Several methods with cardiopulmonary bypass have been recommended to repair this anomaly, including direct anastomosis of the Scimitar vein to the left atrium, as reported by Honey [85], or division with reimplantation of the anomalous pulmonary vein into the right atrium with baffle insertion to redirect the flow into the left atrium, as proposed by Shumacker and Judd [86]. Honey suggested that operative management should differ according to the presence or absence of an associated ASD. With an intact atrial septum, the anomalous vein may be reimplanted if possible into the back of the left atrium; otherwise, the anomalous venous return can be baffled through an existing or created ASD to the left atrium [85]. Baffling can be complicated by stenosis resulting in pulmonary venous obstruction [8]. However, successful Inoue balloon percutaneous dilation of a stenotic inferior vena cava anastomosis has been described with good haemodynamic and symptomatic resolution [87].

 

Alternatively, an intra-atrial patch may be used to create a tunnel, redirecting flow from the anomalous pulmonary vein to the left atrium through an ASD, as described by Zubiate and Kay in 1962 [88]. Puig-Massana and Revuelta [89] described use of free wall of the right atrium to create a tunnel from the Scimitar vein to the left atrium across an ASD. These last two operations require hypothermic circulatory arrest for accurate suturing of the intra-atrial baffle around the orifice of the anomalous vein within the IVC.

 

There have been two case reports utilizing a 14 mm Dacron graft [90] and a 20 mm Dacron graft [8] interposed between the orifice of the anomalous pulmonary vein and an enlarged ASD as an intra-atrial conduit.

 

The authors also have an experience in the use of 14 mm hemoshield Dacron graft as an extra-cardiac conduit, between the Scimitar vein and the left atrium, as an alternative approach.
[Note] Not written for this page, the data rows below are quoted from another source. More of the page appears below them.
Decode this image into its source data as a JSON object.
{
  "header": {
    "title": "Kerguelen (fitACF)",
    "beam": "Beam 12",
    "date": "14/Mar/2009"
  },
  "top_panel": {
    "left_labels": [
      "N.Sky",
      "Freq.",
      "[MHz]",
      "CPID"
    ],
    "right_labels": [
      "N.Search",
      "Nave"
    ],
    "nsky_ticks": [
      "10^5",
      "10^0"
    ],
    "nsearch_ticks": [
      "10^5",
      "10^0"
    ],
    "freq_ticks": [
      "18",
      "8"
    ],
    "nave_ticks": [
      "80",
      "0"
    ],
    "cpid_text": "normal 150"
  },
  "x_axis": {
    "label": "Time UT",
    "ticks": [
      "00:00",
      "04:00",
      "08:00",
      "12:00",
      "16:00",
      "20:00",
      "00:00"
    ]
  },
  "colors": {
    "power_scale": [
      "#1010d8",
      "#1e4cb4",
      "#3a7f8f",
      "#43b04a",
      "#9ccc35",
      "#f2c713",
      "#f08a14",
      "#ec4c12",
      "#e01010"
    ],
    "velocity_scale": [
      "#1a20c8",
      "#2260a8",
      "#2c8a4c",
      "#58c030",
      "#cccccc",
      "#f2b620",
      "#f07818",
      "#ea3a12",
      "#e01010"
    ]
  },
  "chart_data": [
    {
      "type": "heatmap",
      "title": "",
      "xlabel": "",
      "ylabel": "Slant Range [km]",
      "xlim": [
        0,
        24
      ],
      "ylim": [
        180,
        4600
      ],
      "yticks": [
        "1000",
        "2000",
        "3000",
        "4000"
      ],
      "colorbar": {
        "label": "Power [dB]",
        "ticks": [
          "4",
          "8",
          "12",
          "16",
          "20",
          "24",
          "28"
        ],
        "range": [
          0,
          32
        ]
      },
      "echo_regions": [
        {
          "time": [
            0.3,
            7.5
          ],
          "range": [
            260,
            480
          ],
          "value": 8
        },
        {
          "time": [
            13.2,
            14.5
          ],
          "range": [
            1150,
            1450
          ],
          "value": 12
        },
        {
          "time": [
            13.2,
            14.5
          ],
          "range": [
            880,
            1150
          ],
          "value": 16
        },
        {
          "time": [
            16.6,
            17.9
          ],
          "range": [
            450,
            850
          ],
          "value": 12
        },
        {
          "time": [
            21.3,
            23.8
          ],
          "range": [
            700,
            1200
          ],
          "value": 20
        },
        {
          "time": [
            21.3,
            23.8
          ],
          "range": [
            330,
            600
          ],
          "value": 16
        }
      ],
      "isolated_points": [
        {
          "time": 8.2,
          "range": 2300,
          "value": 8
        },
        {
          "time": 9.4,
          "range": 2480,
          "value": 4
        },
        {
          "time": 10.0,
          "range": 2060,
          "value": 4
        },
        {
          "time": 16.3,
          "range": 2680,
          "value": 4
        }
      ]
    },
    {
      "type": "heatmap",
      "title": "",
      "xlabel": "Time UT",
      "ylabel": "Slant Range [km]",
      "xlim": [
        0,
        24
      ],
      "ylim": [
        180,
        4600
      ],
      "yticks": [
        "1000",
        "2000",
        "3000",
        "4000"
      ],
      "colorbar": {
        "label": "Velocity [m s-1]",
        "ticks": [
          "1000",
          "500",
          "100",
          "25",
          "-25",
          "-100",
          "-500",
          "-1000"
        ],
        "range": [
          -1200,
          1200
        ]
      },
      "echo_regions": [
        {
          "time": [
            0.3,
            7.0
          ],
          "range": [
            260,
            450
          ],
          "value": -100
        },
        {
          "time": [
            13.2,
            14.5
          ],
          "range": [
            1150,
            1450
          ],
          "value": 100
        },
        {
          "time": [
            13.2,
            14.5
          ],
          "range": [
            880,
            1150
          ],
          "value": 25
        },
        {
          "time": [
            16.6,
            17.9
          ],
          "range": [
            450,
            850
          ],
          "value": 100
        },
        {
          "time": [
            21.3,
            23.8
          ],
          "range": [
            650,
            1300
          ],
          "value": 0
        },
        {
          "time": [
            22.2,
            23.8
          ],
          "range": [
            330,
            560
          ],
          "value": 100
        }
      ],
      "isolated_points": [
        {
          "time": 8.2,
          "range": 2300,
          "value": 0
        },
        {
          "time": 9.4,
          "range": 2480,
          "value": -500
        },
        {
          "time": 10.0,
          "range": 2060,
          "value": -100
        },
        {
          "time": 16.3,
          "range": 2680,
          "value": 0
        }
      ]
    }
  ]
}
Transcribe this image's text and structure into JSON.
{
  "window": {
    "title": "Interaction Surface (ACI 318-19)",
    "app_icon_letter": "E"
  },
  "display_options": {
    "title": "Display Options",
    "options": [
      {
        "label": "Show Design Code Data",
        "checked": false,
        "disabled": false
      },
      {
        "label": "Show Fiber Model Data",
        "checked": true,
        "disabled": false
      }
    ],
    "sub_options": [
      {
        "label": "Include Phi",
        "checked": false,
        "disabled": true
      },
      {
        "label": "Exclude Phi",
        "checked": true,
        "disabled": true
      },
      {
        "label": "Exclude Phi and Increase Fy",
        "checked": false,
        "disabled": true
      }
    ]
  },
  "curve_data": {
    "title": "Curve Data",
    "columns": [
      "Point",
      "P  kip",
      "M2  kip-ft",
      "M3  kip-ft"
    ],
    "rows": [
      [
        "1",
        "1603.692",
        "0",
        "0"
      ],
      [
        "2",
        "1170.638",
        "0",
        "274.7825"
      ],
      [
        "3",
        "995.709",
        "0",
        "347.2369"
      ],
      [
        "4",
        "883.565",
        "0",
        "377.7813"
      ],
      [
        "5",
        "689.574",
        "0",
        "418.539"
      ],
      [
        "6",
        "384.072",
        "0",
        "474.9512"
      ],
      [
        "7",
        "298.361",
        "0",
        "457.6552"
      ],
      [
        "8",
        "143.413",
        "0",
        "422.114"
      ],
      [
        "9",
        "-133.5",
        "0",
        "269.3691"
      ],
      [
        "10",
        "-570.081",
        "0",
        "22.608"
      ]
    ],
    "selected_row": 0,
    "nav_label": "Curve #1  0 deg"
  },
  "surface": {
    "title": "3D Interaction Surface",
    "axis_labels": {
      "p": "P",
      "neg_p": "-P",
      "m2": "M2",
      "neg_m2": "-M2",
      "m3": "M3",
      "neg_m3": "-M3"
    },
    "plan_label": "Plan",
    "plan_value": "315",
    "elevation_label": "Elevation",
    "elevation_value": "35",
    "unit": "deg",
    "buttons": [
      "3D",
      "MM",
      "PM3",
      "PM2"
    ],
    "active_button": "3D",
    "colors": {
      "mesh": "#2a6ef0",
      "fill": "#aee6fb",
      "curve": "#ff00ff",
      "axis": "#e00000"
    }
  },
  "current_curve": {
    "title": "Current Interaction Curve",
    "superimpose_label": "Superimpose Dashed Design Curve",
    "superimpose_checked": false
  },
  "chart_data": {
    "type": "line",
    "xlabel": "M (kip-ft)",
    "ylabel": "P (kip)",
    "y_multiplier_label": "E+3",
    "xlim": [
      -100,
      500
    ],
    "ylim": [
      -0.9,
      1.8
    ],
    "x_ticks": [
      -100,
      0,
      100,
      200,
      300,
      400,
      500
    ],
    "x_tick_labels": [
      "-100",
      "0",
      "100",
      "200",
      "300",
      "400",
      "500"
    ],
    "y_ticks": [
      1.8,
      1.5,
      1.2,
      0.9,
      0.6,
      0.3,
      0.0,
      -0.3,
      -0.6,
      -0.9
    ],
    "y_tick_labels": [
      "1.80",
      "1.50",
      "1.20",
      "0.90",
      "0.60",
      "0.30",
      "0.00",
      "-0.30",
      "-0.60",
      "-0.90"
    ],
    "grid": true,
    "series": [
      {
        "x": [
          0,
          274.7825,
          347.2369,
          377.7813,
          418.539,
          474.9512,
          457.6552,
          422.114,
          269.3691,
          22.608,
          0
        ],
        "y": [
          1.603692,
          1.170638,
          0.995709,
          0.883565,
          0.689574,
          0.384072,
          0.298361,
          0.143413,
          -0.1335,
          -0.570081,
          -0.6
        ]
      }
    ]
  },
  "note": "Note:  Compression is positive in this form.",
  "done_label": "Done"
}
Although the fate of the used Dacron grafts in venous positions and their long term patency is not clear, however, in our four year post-op follow-ups by trans-esophageal echocardiography (TEE), the graft is patent and well functioning. Use of anticoagulation therapy is an attempt to maximize the Dacron graft patency [91,92].

 

 

 

Figures

 

Figure 1: Chest X-ray. The heart is shifted into the right chest. The right lung is hypoplastic. Note the “Scimitar sign”- a curvilinear opacity widening its course to the inferior vena cava.

Figure 2: Chest CT slice showing descending Scimitar vein in right lung field (arrow).

Figure 3: Cardiac catheterization displaying the anomalous right pulmonary vein.